Sosial Budaya

Pendidikan Karakter Harus Dimulai Sedini Mungkin

7
×

Pendidikan Karakter Harus Dimulai Sedini Mungkin

Sebarkan artikel ini
Menteri Koordinator Bidang Pembangunan Manusia dan Kebudayaan (Menko PMK) Muhadjir Effendy saat memberikan sambutan tentang “Peranan Pemerintah dalam Membangun Karakter Anak Bangsa Sejak Usia Dini Berdasarkan Nilai-nilai Pancasila” dalam acara Konferensi Nasional Forum Kerukunan Umat Beragama (FKUB) ke-VIII Tahun 2023 di Provinsi Papua, pada Selasa (24/10/2023)/Foto: KemenkoPMK

ACEHPEDIA.COM | JAKARTA – Menteri Koordinator Bidang Pembangunan Manusia dan Kebudayaan (Menko PMK) Muhadjir Effendy mengatakan pendidikan karakter pada anak harus dilakukan sejak dini untuk membangun kesadaran dan pemahaman yang cukup mengenai toleransi dalam rangka memelihara serta melestarikan persatuan bangsa Indonesia.

Hal tersebut disampaikannya saat memberikan sambutan tentang “Peranan Pemerintah dalam Membangun Karakter Anak Bangsa Sejak Usia Dini Berdasarkan Nilai-nilai Pancasila” dalam acara Konferensi Nasional Forum Kerukunan Umat Beragama (FKUB) ke-VIII Tahun 2023 di Provinsi Papua, pada Selasa (24/10/2023).

“Pendidikan karakter itu sebaiknya memang dimulai sejak anak masih kecil. Itu penting sekali untuk mewujudkan pendidikan Indonesia yang majemuk demi kepentingan masa depan Indonesia,” kata Menko Muhadjir.

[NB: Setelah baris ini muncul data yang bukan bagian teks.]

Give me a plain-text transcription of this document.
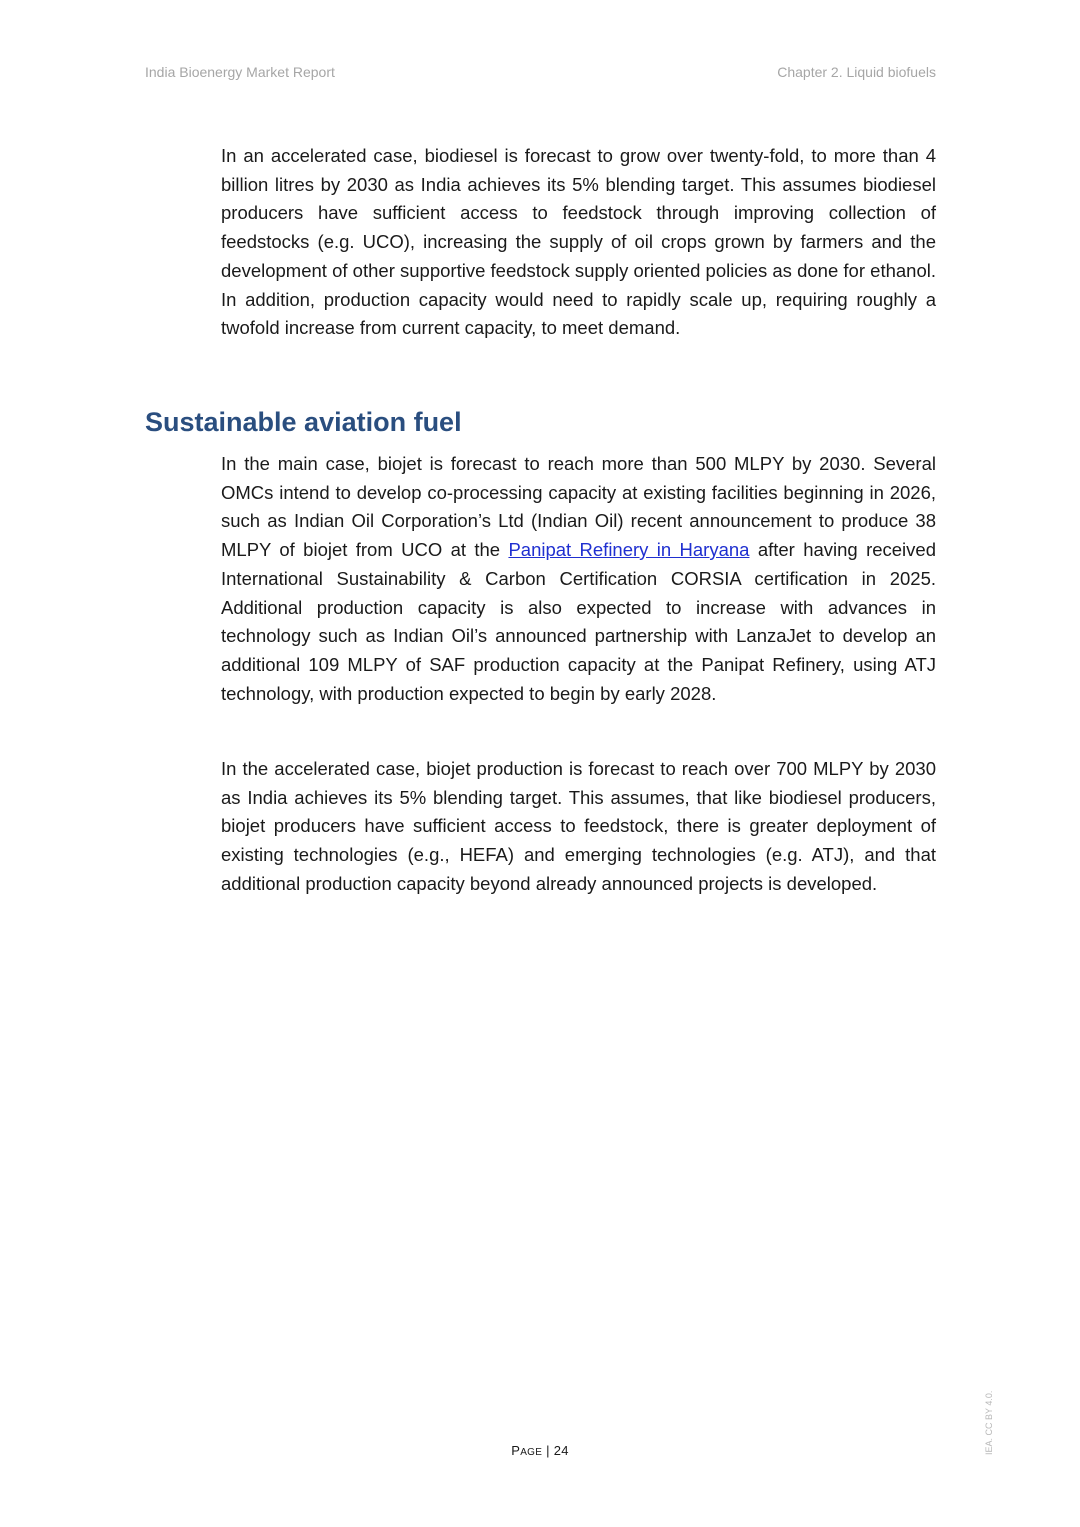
India Bioenergy Market Report	Chapter 2. Liquid biofuels

In an accelerated case, biodiesel is forecast to grow over twenty-fold, to more than 4 billion litres by 2030 as India achieves its 5% blending target. This assumes biodiesel producers have sufficient access to feedstock through improving collection of feedstocks (e.g. UCO), increasing the supply of oil crops grown by farmers and the development of other supportive feedstock supply oriented policies as done for ethanol. In addition, production capacity would need to rapidly scale up, requiring roughly a twofold increase from current capacity, to meet demand.

Sustainable aviation fuel

In the main case, biojet is forecast to reach more than 500 MLPY by 2030. Several OMCs intend to develop co-processing capacity at existing facilities beginning in 2026, such as Indian Oil Corporation’s Ltd (Indian Oil) recent announcement to produce 38 MLPY of biojet from UCO at the Panipat Refinery in Haryana after having received International Sustainability & Carbon Certification CORSIA certification in 2025. Additional production capacity is also expected to increase with advances in technology such as Indian Oil’s announced partnership with LanzaJet to develop an additional 109 MLPY of SAF production capacity at the Panipat Refinery, using ATJ technology, with production expected to begin by early 2028.

In the accelerated case, biojet production is forecast to reach over 700 MLPY by 2030 as India achieves its 5% blending target. This assumes, that like biodiesel producers, biojet producers have sufficient access to feedstock, there is greater deployment of existing technologies (e.g., HEFA) and emerging technologies (e.g. ATJ), and that additional production capacity beyond already announced projects is developed.

PAGE | 24	IEA. CC BY 4.0.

Untuk menanamkan pendidikan karakter kepada anak, ia menerangkan dua karakter penting yang harus ditanamkan sejak dini, yakni karakter personal dalam menilai baik dan buruk, kedisiplinan, serta kemandirian.

Sedangkan yang kedua adalah karakter sosial agar dapat berkomunikasi dengan baik hingga penanaman nilai-nilai toleransi. Untuk mewujudkan itu, Menko Muhadjir menjelaskan Peraturan Presiden (Perpres) Nomor 87 Tahun 2017 tentang Penguatan Pendidikan Karakter.

Ia menyebut Perpres tersebut yang dahulu diartikan sebagai full day school itu sebenarnya mengarahkan sekolah formal untuk menjalin kerja sama dengan satuan pendidikan keagamaan dan membentuk pendidikan yang holistik dan integratif.

Melalui integrasi itu, kegiatan anak dapat terus dipantau oleh sekolah dan menjadikan kegiatan di luar tersebut sebagai bagian dari nilai ekstrakurikuler. Pada satu sisi, regulasi itu juga memungkinkan pembiayaan insentif bagi para guru keagamaan agar dapat diikutsertakan dalam anggaran Bantuan Operasional Sekolah (BOS).

Upaya itu dilakukan sebagai bentuk dari kepedulian pemerintah terhadap para guru keagamaan yang sering kali tidak mendapatkan insentif yang cukup ketika memberikan pembelajaran agama kepada anak.

“Pada Perpes itu sebetulnya dimungkinkan lembaga-lembaga keagamaan ikut ambil bagian, karena dengan Perpres itu dimungkinkan dana BOS bisa digunakan untuk memberikan insentif kepada guru-guru agama di luar sekolah, seperti guru ngaji, pendeta di gereja, hingga pengajar agama di pura, dan seterusnya,” kata Menko Muhadjir.

Ia mengatakan upaya integrasi itu penting untuk menangkal dampak buruk penggunaan gadget oleh anak-anak. Peranan sekolah dan lembaga keagamaan menjadi sangat mendesak, terutama bagi yang tinggal di area perkotaan.

Masjid, gereja, pura, dan tempat keagamaan lainnya sangat ideal untuk menangkal dampak buruk gadget, sekaligus membentuk kepribadian anak secara integral.

“Saya kira peranan agama harus semakin intensif ketika perkembangan dunia semakin terbuka seperti ini. Lingkungan anak-anak sangat menentukan dalam pembentukan karakter, apalagi usia anak membutuhkan role model,” kata Menko Muhadjir.